Viacom President Phillippe Dauman says that traffic to Viacom's sites has increased since the company had YouTube pull some 100,000 clips of Viacom programming from its video-sharing site.
Dauman said that one of the reasons Viacom forced their removal was that the company wanted to better control the environment for its branded product.
He said he didn't think advertisers would be paying a lot to be in an environment where a clip of a cat going to the bathroom is a popular offering.
"We want to provide a quality environment they are comfortable with and will pay more for," he told analysts at a Bear Stearns Media Conference in Palm Beach, Fla. He pointed to the company's recent deal with Joost, a content-hosting company that will allow Viacom to put content online on a site it controls, with high-quality streaming, and links back to Viacom's own sites, he said.
While Viacom's U.S. margins are close to 50%, Dauman said he hoped to maintain them even having to invest in more original programming and getting its digital sales operation up to speed. To help in that effort, he has cut jobs and salaries and restructured, saying there were redundancies and people who were, frankly, overpaid.
Dauman pointed to the affiliate sales side, where sales people have been taken off commission and their salaries tied to bonuses for meeting broader business objectives.
Asked whether he thought that process had created a company that was not as fun or cool to work for as it had been, he said no. He conceded there had been some staff anxiety over the changes, but that he thought the people who remained had a better sense of the company's mission and that those people were part of the reason he took the job last Labor Day when, no pun apparently intended, he said he had "dived into" the company's operations to review all aspects of the business, the result of which had been the recent restructurings.

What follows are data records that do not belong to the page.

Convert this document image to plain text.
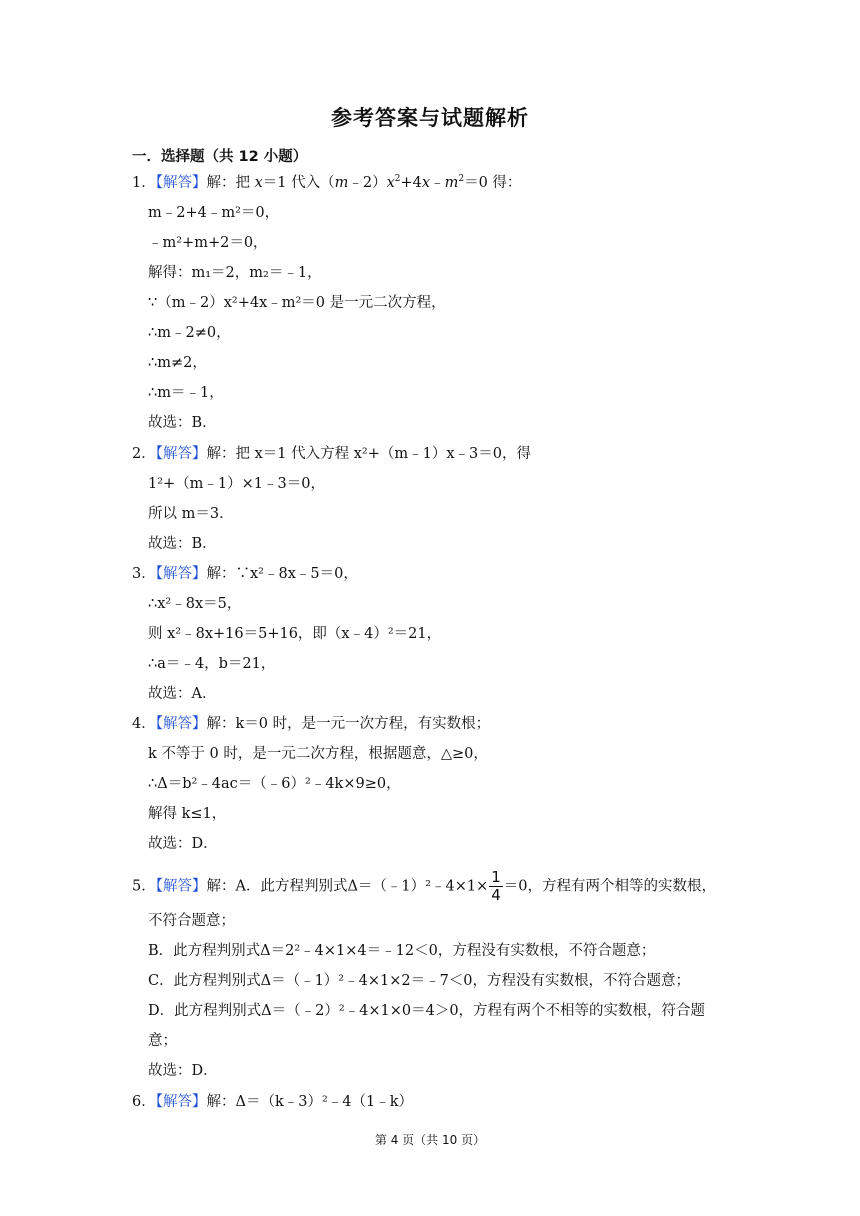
参考答案与试题解析
一．选择题（共 12 小题）
1．【解答】解：把 x＝1 代入$(m﹣2)x^2+4x﹣m^2=0$ 得：
m﹣2+4﹣m²＝0，
﹣m²+m+2＝0，
解得：m₁＝2，m₂＝﹣1，
∵（m﹣2）x²+4x﹣m²＝0 是一元二次方程，
∴m﹣2≠0，
∴m≠2，
∴m＝﹣1，
故选：B．
2．【解答】解：把 x＝1 代入方程 x²+（m﹣1）x﹣3＝0，得
1²+（m﹣1）×1﹣3＝0，
所以 m＝3．
故选：B．
3．【解答】解：∵x²﹣8x﹣5＝0，
∴x²﹣8x＝5，
则 x²﹣8x+16＝5+16，即（x﹣4）²＝21，
∴a＝﹣4，b＝21，
故选：A．
4．【解答】解：k＝0 时，是一元一次方程，有实数根；
k 不等于 0 时，是一元二次方程，根据题意，△≥0，
∴Δ＝b²﹣4ac＝（﹣6）²﹣4k×9≥0，
解得 k≤1，
故选：D．
5．【解答】解：A．此方程判别式Δ＝（﹣1）²﹣4×1× $\frac{1}{4} =0$，方程有两个相等的实数根，
不符合题意；
B．此方程判别式Δ＝2²﹣4×1×4＝﹣12＜0，方程没有实数根，不符合题意；
C．此方程判别式Δ＝（﹣1）²﹣4×1×2＝﹣7＜0，方程没有实数根，不符合题意；
D．此方程判别式Δ＝（﹣2）²﹣4×1×0＝4＞0，方程有两个不相等的实数根，符合题
意；
故选：D．
6．【解答】解：Δ＝（k﹣3）²﹣4（1﹣k）
第 4 页（共 10 页）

Dauman said the key to Viacom's growth would be to focus not just on content, but on the demos that drive the new media environment, which he said were Viacom's demos. He said he still saw a strong business in advertising sales and affiliate fees from its traditional programming networks, but that the key was to immerse media consumers, creating virtual worlds that linked to those networks and that could be monetized by advertisers.
Asked whether the executives running traditional media companies were simply great jockeys riding dinosaurs, Dauman suggested it was too soon to relegate them to the tar pits.
"I think there is a lot of growth opportunity in our core business," he said. Online will be ad addition, but he said that traditional ad sales and affiliate fees were still growth areas. There wasn't as much growth last quarter, but he said that was in part because the company's networks did not have a lot of original programming, something that was already being rectified.
In a fragmented world, he said, the ability to reach key demos in a branded way becomes more valuable. "Our business is to reach consumers through our content everywhere they are, and sell to advertisers that consumer relationship."
That immersion includes online shows, gaming and virtual worlds. He said, for example, that new virtual world, Nicktropolis, is on track to have a million registered users after only about six weeks.
Dauman said the increased activities on other platforms like online and mobile had not seemed to hurt viewership. For example, he said, Comedy Central is on track to have its highest rated quarter ever.
On the international side, Dauman suggested that the company had spread itself a bit thin, "planting its flag in 160 countries." He suggested that maybe in 60 or so of those, it might have been a better idea to license programming to others rather than run their own channel.